Ian Gladwin, Chief Executive Officer, Cluttons, said: “Dubai’s improved attractiveness, as a result of the regional geopolitical tensions, coupled with the emirate’s economic recovery has in effect created a ‘perfect storm’, which Dubai is benefitting from tremendously.”
He added: “It is clear that real estate assets continue to take precedence when it comes to regional investment activity. That said, given the ever changing economic climate, coupled with the long lasting effects of the ‘great recession’, a clear strategy focused on building diverse asset portfolios within the Middle East is beginning to emerge, with the region’s stock markets, alternative investment funds and gold helping to balance out investors’ portfolios.”
Last week, Jones Lang LaSalle, in its seventh Mena Investor Sentiment survey, said investors from the Middle East and North Africa (Mena) region are keen on buying real estate in Dubai due to its international appeal, transparency and legal structure.
It further stated that Dubai was the top investment destination across the Mena region for real estate and investors’ were expecting the emirate to remain the strongest performing real estate market in the region for the next 12 months.
Dubai has already announced three multi-billion-dirham projects: Mohammed Bin Rashid City, comprising the largest mall in the world, a park bigger than London's Hyde Park and over 100 hotel facilities; Dh10-billion leisure and entertainment destination with theme parks in Jebel Ali and Dh2.5-billion for expansion of JW Marriott Marquis, the world’s tallest hotel.
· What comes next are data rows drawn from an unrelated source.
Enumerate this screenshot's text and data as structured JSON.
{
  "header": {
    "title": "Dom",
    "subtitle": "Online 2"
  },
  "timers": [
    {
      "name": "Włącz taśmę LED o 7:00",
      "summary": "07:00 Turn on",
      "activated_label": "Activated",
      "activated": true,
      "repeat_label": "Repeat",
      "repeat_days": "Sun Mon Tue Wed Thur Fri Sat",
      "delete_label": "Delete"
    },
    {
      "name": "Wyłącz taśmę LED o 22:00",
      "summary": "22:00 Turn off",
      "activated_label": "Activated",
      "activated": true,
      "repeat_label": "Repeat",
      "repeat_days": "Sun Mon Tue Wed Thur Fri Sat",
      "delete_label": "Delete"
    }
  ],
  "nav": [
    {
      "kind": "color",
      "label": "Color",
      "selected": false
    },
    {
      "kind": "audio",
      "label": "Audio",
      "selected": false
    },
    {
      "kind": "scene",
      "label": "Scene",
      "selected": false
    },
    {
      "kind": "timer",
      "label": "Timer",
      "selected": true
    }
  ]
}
MasterCard, a global credit card company, said in June that Dubai ranks among the top 10 tourist destinations worldwide and the emirate is expected to attract 8.8 million international visitors in 2012 with spending estimated at around $8.8 billion.
Cluttons Middle East Private Capital survey examined intra-regional investor sentiment, attitude and behaviour of HNWIs based in Abu Dhabi, Dubai (the UAE), Manama (Bahrain), Muscat (Oman) and Riyadh (Saudi Arabia).
The survey put Dubai as the most attractive destination to private investors within the GCC region, with Riyadh and Doha emerging as strong secondary and tertiary target locations.
With the Middle East being the global region to have recorded positive growth in total HNWI wealth from 2010 to date, found the number of HNWIs looking to invest regionally was 60 per cent higher than in 2011, and that 80 per cent of those surveyed are very likely to make an investment in the region during 2013.
After Dubai, Saudi Arabia emerged as the next most desirable investment destination for the regional HNWIs, with those in Abu Dhabi (20 per cent) and Manama (15 per cent) stating residential property in Riyadh was high up on their target list, while the Saudi capital’s industrial assets topped Muscat’s HNWI interests (20 per cent).
Sixty per cent of Riyadh-based investors identified Dubai’s residential, office and hotel and leisure sectors as sought after asset classes.
Istanbul topped the list of most emerging destination in the region with for HNWIs following abolition of all restrictions on foreign property ownership in May 2012.
Doha, host to FIFA’s World Cup 2022, experienced an upturn in investor interest with regional investors particularly showing interested in residential, hotel and leisure sector.
Qatar is planning to spend up to $150 billion in infrastructure development over the next 10 years in the run up to the event.